Una constante dualidad, en determinado momento, comienza a presentarse dentro de los cerebros de los jóvenes que aspiran a construirse como artistas. (Confieso que casi caigo en la tentación, en el reflejo, en el tic, de decir “construirse una carrera artística”; gracias doy que recordé que el arte es muchas cosas pero nunca una carrera, o como diría Borges, un certamen).
Esa dualidad, cuando se presenta, marca un punto de inflexión, es decir, una cicatriz en el tiempo, en la consciencia. Luego de esa dualidad, que parece irreconciliable, el joven debe elegir. Son muchos los momentos de la vida en la que una persona debe elegir, pero pocos en los que esas decisiones realmente componen alguna diferencia y llevan a una desviación o nos inducen a algún determinado camino.
La dualidad, la cual conjeturo que, tal como se me presentó a mí, se presenta también a cada una de las almas que desean sumergirse en las ambiguas y confundibles aguas del arte (que pocas veces las encontramos como un océano, siendo que es más común que las encontremos como charquitos de esquina cualquiera) es la siguiente: la dualidad talento-esfuerzo.
¿La consagración de un artista, entendida como el roce de la perfección que goza su obra, se consigue a fuerza de trabajo, de esfuerzo, de sangre, o es más bien fruto de una fuerza inexplicable, a veces injusta, a la que solemos llamar talento? Quizás, me dirán, sea una conjunción de ambas; yo refuto esa inocente y naif sentencia con esta: siempre, en la conjunción de dos fuerzas, una prevalece sobre la otra, y es la que compone la cara, la esencia de la cosa, mientras que la otra fuerza, totalmente servil, se sacrifica para el triunfo de la predominante.
Caigo, como por instinto, en la tentación de pensar que el talento es esa fuerza predominante, que crea genios, y que el esfuerzo es la fuerza que se pone a su servicio. La pregunta que surge, al menos en mí, luego de esta hipótesis es la siguiente: ¿Qué es el talento?

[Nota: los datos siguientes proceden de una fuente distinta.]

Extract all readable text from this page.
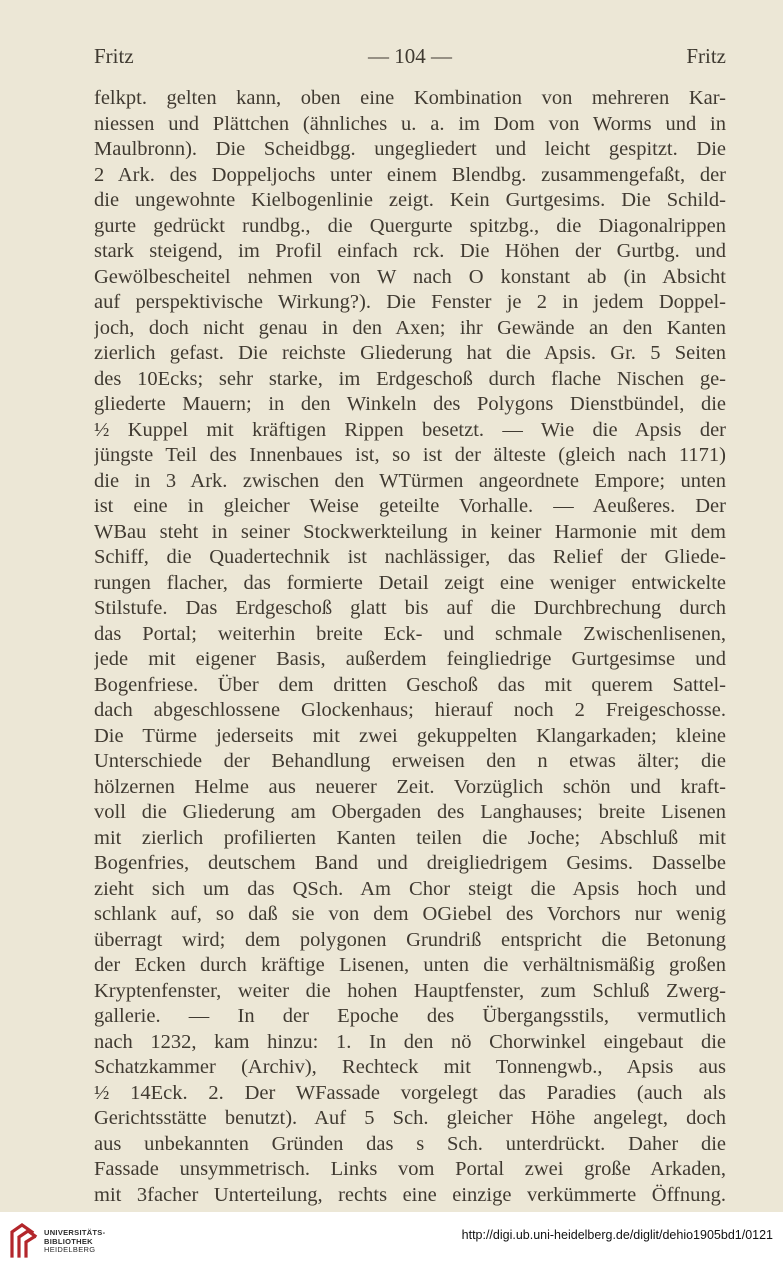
Fritz	— 104 —	Fritz
felkpt. gelten kann, oben eine Kombination von mehreren Kar-
niessen und Plättchen (ähnliches u. a. im Dom von Worms und in
Maulbronn). Die Scheidbgg. ungegliedert und leicht gespitzt. Die
2 Ark. des Doppeljochs unter einem Blendbg. zusammengefaßt, der
die ungewohnte Kielbogenlinie zeigt. Kein Gurtgesims. Die Schild-
gurte gedrückt rundbg., die Quergurte spitzbg., die Diagonalrippen
stark steigend, im Profil einfach rck. Die Höhen der Gurtbg. und
Gewölbescheitel nehmen von W nach O konstant ab (in Absicht
auf perspektivische Wirkung?). Die Fenster je 2 in jedem Doppel-
joch, doch nicht genau in den Axen; ihr Gewände an den Kanten
zierlich gefast. Die reichste Gliederung hat die Apsis. Gr. 5 Seiten
des 10Ecks; sehr starke, im Erdgeschoß durch flache Nischen ge-
gliederte Mauern; in den Winkeln des Polygons Dienstbündel, die
½ Kuppel mit kräftigen Rippen besetzt. — Wie die Apsis der
jüngste Teil des Innenbaues ist, so ist der älteste (gleich nach 1171)
die in 3 Ark. zwischen den WTürmen angeordnete Empore; unten
ist eine in gleicher Weise geteilte Vorhalle. — Aeußeres. Der
WBau steht in seiner Stockwerkteilung in keiner Harmonie mit dem
Schiff, die Quadertechnik ist nachlässiger, das Relief der Gliede-
rungen flacher, das formierte Detail zeigt eine weniger entwickelte
Stilstufe. Das Erdgeschoß glatt bis auf die Durchbrechung durch
das Portal; weiterhin breite Eck- und schmale Zwischenlisenen,
jede mit eigener Basis, außerdem feingliedrige Gurtgesimse und
Bogenfriese. Über dem dritten Geschoß das mit querem Sattel-
dach abgeschlossene Glockenhaus; hierauf noch 2 Freigeschosse.
Die Türme jederseits mit zwei gekuppelten Klangarkaden; kleine
Unterschiede der Behandlung erweisen den n etwas älter; die
hölzernen Helme aus neuerer Zeit. Vorzüglich schön und kraft-
voll die Gliederung am Obergaden des Langhauses; breite Lisenen
mit zierlich profilierten Kanten teilen die Joche; Abschluß mit
Bogenfries, deutschem Band und dreigliedrigem Gesims. Dasselbe
zieht sich um das QSch. Am Chor steigt die Apsis hoch und
schlank auf, so daß sie von dem OGiebel des Vorchors nur wenig
überragt wird; dem polygonen Grundriß entspricht die Betonung
der Ecken durch kräftige Lisenen, unten die verhältnismäßig großen
Kryptenfenster, weiter die hohen Hauptfenster, zum Schluß Zwerg-
gallerie. — In der Epoche des Übergangsstils, vermutlich
nach 1232, kam hinzu: 1. In den nö Chorwinkel eingebaut die
Schatzkammer (Archiv), Rechteck mit Tonnengwb., Apsis aus
½ 14Eck. 2. Der WFassade vorgelegt das Paradies (auch als
Gerichtsstätte benutzt). Auf 5 Sch. gleicher Höhe angelegt, doch
aus unbekannten Gründen das s Sch. unterdrückt. Daher die
Fassade unsymmetrisch. Links vom Portal zwei große Arkaden,
mit 3facher Unterteilung, rechts eine einzige verkümmerte Öffnung.
UNIVERSITÄTS-
BIBLIOTHEK
HEIDELBERG
http://digi.ub.uni-heidelberg.de/diglit/dehio1905bd1/0121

Me niego a creer, como muchos otros, que el talento tenga su raíz en el esfuerzo. Más bien me parece que su raíz, de la cual el talento se nutre a ciegas, es la suerte. Será por eso que -como toda forma de la suerte- el talento es una de las caras de la injusticia. (No olvidemos que la palabra “talento” proviene del griego “tálanton”, que era el plato de la balanza que se usaba para medir las mercancías por medio de su peso).
El talento, esa gracia otorgada por la suerte, es la conjunción de aptitudes y de facilidades que aligeran (casi siempre de manera inconsciente) los ejercicios que deben realizarse para consagrar una actividad. Ese misterio, tan injusto como el de la belleza, pero menos subjetivo, debe provenir de una biología que siquiera puedo sospechar. ¿Si no fuese así, si mi argumento fuera incorrecto, por qué no, a fuerza de trabajo y constancia, han existido más Mozarts, Shakespeares, Da Vincis, Picassos, Goethes, Aristóteles y Vivaldis? Siendo que tantas personas son las que dedican su tiempo, y hasta su vida, en los caminos de la música, las letras, la pintura y la filosofía?
Perdón pido si es que mi argumento peca de Darwiniano, pero yo no concibo otra respuesta que la siguiente: en lo que respecta al arte, como a la mayoría de las otras actividades, lo que cuenta, lo que determina, es el grado de talento, que es decir, también, el grado de la suerte que uno tenga. Eso hace menos nobles a los genios, a los que podremos llamar desde ahora, como los hubiera llamado Almafuerte, nada más que personas que les tocó la suerte, “como a cualquier tahúr afortunado”.
Aclaro que lo que escribí acá lo escribí con la carta sin talento que me tocó en la mano. Que no tengamos talento, amigo, no significa que no podamos, con algo de esfuerzo y de trabajo diario, crear algo que no sea del todo despreciable.